• Lemon myrtle gives the biscuits a naturally sweet and citrus flavour. (Tammi Kwok)Source: Tammi Kwok

These easy to make biscuits are a great introduction to incorporating bush flavours. The lemon myrtle gives the biscuits a naturally sweet and refreshing taste.






Skill level

Average: 3.2 (91 votes)


  • 250 g self-raising flour
  • 2 tsp dried lemon myrtle
  • 180 g butter, slightly softened
  • 125 g sugar
  • 1 egg, beaten

Cook's notes

Oven temperatures are for conventional; if using fan-forced (convection), reduce the temperature by 20˚C. | We use Australian tablespoons and cups: 1 teaspoon equals 5 ml; 1 tablespoon equals 20 ml; 1 cup equals 250 ml. | All herbs are fresh (unless specified) and cups are lightly packed. | All vegetables are medium size and peeled, unless specified. | All eggs are 55-60 g, unless specified.

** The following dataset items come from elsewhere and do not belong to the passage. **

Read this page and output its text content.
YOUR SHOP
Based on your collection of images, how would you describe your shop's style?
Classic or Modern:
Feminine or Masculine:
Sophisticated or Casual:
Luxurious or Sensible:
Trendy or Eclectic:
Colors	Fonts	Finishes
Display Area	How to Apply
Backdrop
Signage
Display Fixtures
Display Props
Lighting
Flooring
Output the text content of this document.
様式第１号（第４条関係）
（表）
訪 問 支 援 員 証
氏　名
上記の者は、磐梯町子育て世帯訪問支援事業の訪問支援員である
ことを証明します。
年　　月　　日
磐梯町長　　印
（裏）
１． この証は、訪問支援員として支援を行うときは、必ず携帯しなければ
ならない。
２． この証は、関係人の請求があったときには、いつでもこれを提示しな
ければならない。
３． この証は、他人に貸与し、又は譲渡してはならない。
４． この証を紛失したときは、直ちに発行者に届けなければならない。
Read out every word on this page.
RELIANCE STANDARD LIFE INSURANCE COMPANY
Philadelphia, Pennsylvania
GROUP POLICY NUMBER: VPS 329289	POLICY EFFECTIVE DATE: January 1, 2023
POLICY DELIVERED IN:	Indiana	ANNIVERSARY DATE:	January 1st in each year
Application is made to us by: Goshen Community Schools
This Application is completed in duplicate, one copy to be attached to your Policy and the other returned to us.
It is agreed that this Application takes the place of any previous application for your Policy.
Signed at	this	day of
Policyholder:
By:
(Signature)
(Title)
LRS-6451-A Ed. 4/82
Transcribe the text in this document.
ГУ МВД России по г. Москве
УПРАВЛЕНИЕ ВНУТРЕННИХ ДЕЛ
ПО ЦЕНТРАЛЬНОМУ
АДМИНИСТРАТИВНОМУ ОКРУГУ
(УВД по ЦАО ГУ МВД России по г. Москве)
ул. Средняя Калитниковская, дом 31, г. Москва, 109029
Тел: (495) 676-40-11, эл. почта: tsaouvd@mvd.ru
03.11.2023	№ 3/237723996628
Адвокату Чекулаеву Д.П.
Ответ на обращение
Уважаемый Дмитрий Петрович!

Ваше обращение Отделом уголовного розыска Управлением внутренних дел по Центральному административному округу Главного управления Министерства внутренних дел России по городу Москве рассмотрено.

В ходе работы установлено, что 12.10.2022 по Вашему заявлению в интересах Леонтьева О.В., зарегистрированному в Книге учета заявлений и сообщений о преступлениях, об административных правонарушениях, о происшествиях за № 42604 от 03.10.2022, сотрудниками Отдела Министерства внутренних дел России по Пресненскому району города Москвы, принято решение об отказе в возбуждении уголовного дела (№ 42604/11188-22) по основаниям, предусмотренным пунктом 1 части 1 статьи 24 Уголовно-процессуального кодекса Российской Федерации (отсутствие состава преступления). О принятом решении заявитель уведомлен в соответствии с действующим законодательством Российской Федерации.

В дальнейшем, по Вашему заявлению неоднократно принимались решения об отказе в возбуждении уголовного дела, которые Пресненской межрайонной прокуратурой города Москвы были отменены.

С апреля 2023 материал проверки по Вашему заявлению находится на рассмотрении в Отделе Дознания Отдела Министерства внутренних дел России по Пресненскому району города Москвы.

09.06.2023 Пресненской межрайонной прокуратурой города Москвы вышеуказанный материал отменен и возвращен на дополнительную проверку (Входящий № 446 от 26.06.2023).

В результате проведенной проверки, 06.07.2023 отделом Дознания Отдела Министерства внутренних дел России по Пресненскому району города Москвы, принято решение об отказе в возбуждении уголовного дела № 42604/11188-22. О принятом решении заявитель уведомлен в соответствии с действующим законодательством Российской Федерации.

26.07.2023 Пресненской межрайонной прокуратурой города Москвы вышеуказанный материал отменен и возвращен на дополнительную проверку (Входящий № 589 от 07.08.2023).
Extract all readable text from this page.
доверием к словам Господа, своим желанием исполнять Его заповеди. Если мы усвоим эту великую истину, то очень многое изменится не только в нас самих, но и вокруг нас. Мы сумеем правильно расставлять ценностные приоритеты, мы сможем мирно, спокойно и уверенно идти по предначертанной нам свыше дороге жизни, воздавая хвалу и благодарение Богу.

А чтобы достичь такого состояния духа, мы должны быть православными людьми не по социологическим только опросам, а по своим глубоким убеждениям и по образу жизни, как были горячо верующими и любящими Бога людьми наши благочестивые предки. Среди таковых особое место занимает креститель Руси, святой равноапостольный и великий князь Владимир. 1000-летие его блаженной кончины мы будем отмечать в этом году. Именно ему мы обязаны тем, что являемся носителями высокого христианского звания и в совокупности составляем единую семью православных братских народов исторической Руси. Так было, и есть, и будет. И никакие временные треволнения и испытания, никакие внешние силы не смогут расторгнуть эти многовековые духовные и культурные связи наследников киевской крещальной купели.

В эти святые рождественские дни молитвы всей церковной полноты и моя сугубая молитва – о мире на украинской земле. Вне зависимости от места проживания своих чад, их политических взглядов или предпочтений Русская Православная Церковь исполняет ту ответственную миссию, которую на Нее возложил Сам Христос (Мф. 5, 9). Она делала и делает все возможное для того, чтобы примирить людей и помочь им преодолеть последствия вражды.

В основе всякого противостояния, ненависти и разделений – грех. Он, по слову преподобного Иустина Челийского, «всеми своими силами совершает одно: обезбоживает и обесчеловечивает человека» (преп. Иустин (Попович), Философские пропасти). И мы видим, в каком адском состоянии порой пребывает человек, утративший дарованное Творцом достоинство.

  1. Preheat oven to 180 °C.
  2. Sift flour and dried lemon myrtle into a bowl, then rub in the butter until it resembles breadcrumbs. Add sugar and beaten egg and mix into a stiff dough.
  3. Turn out onto a floured surface and knead gently until smooth.
  4. Wrap in plastic wrap and chill in the fridge for about 30 minutes.
  5. Roll out onto a floured surface about 5mm thick and cut into about 30 biscuits.
  6. Place on a greased baking tray and place in oven for about 12-15 minutes until golden.